Из сеней вышел Куницын. Лицо его было мокрым от слёз, белые усы дрожали. Присев на лавку, он закрыл лицо руками и разрыдался. Вышедшие вслед за Куницыным Красновская и Рукавитинов принялись утешать старика, хотя и в их глазах было отнюдь не сухо.
Прошло некоторое время, и на пороге показалась Татьяна.
Все, в том числе и далеко отошедшие Лидия Константиновна с Красновским, повернулись, словно почувствовав её появление.
Стоя на крыльце, Татьяна смотрела на солнце. В глазах её не было слёз, на лице лежала печать покоя и благости.
Её голубое платье в мягких солнечных лучах казалось зеленовато-золотистым, как купол церкви. Роман шагнул к ней. Их взгляды встретились. Он взял её теплые, нежные руки в свои.
Татьяна смотрела на него не отрываясь.
– Есть ли у тебя подвенечное платье? – спросил Роман.
– Есть, – ответила она.
Знакомый румянец вдруг покрыл её щеки, и она опустила глаза, совсем как тогда, стоя в изножье кровати раненого Романа.
Решительным и сильным движением он взял её на руки и понёс к дому через залитый солнцем орешник.
VIII
В три часа наступившего дня хромой звонарь Вавила, маячивший в проёме звонницы и бесконечно долго смотревший из-под руки в сторону дома Воспенниковых, вдруг свесил чубатую голову вниз и крикнул хриплым надрывным голосом:
– Едуууут!
И тут же привычно потянул засаленную веревку, подведённую к языку старого колокола.

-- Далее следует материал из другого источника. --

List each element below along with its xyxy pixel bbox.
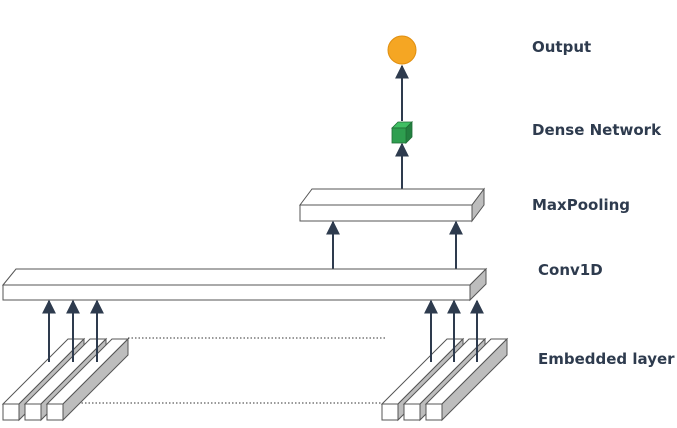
label-output: Output: [532, 38, 591, 56]
label-maxpooling: MaxPooling: [532, 196, 630, 214]
output-node: [387, 35, 417, 65]
label-embedded-layer: Embedded layer: [538, 350, 675, 368]
dense-network-cube: [391, 121, 413, 144]
maxpooling-layer: [299, 187, 485, 223]
label-dense-network: Dense Network: [532, 121, 662, 139]
embedded-layer: [1, 337, 509, 422]
embedding-bar: [45, 337, 130, 422]
embedding-bar: [424, 337, 509, 422]
conv1d-layer: [1, 267, 488, 302]
label-conv1d: Conv1D: [538, 261, 603, 279]
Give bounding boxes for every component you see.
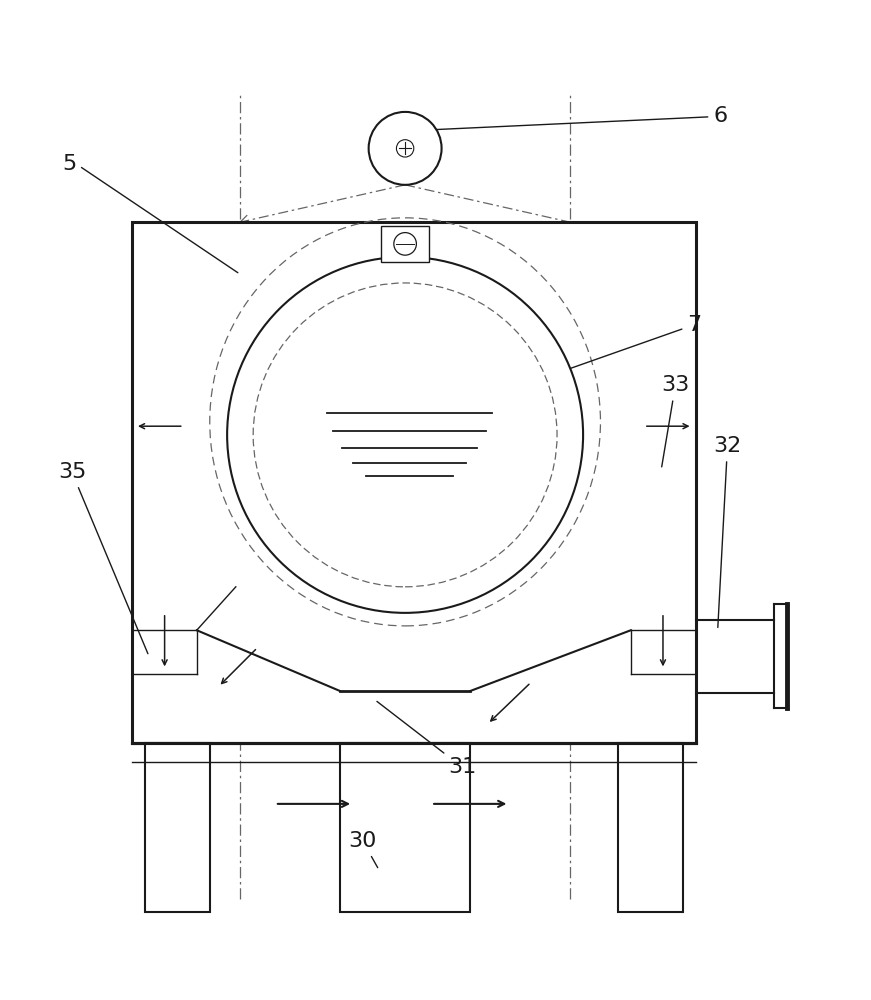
Text: 35: 35	[57, 462, 148, 654]
Bar	[618, 743, 683, 912]
Text: 7: 7	[536, 315, 701, 381]
Circle shape	[394, 233, 416, 255]
Text: 33: 33	[661, 375, 690, 467]
Text: 5: 5	[62, 154, 238, 273]
Bar	[145, 743, 210, 912]
Bar	[132, 222, 696, 743]
Circle shape	[368, 112, 442, 185]
Circle shape	[396, 140, 414, 157]
Circle shape	[227, 257, 583, 613]
Text: 6: 6	[426, 106, 727, 130]
Text: 30: 30	[348, 831, 378, 868]
Text: 32: 32	[713, 436, 741, 627]
Bar	[381, 226, 429, 262]
Text: 31: 31	[377, 701, 476, 777]
Bar	[340, 743, 470, 912]
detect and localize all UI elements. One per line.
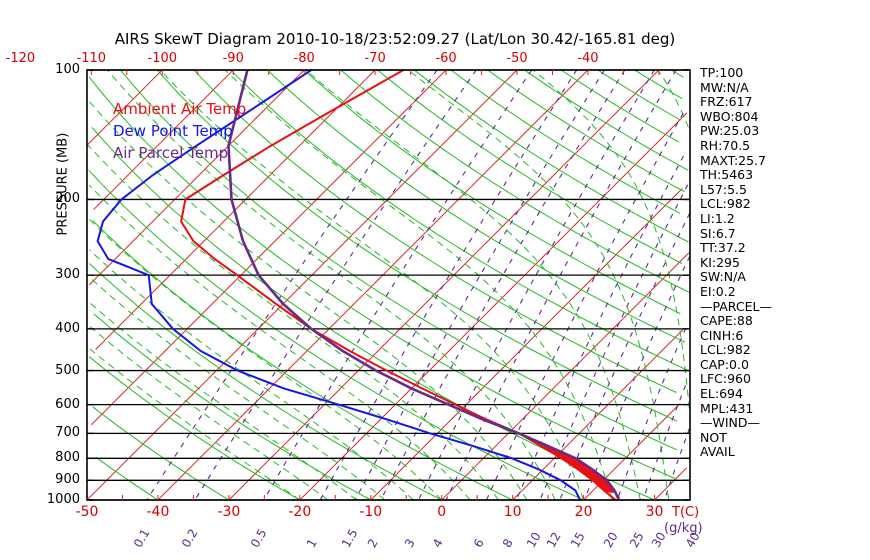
- bottom-temp-tick--50: -50: [75, 504, 99, 520]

Гулкие раскаты поплыли с колокольни и повисли в жарком воздухе над пёстрой толпой, окружившей церковь.
– Едут, едут! – прошелестело по толпе, и все повернулись к дороге. Мужики в картузах, праздничных жилетках с расшитыми поддёвками, парни в кумачовых, розовых и фиолетовых рубахах, бабы и девки в цветастых сарафанах, ребятишки – все в возбуждении смотрели на пыльную дорогу, поднимающуюся от изб в гору и теряющуюся в зелени.
Вот из этой зелени в клубах пыли вылетела коляска, запряжённая тройкой, а за ней – другая, третья. Оживлённый гул прошёл по толпе, она стала заранее расступаться.
К буханью колокола и гомону крутояровцев стал примешиваться звук дребезжащих бубенцов приближающегося свадебного поезда. Становясь всё более отчетливым, он словно успокаивал толпу, и она, постепенно стихнув, ждала, замерев. Наконец три тройки вылетели из-за поворота и стали подъезжать к церкви.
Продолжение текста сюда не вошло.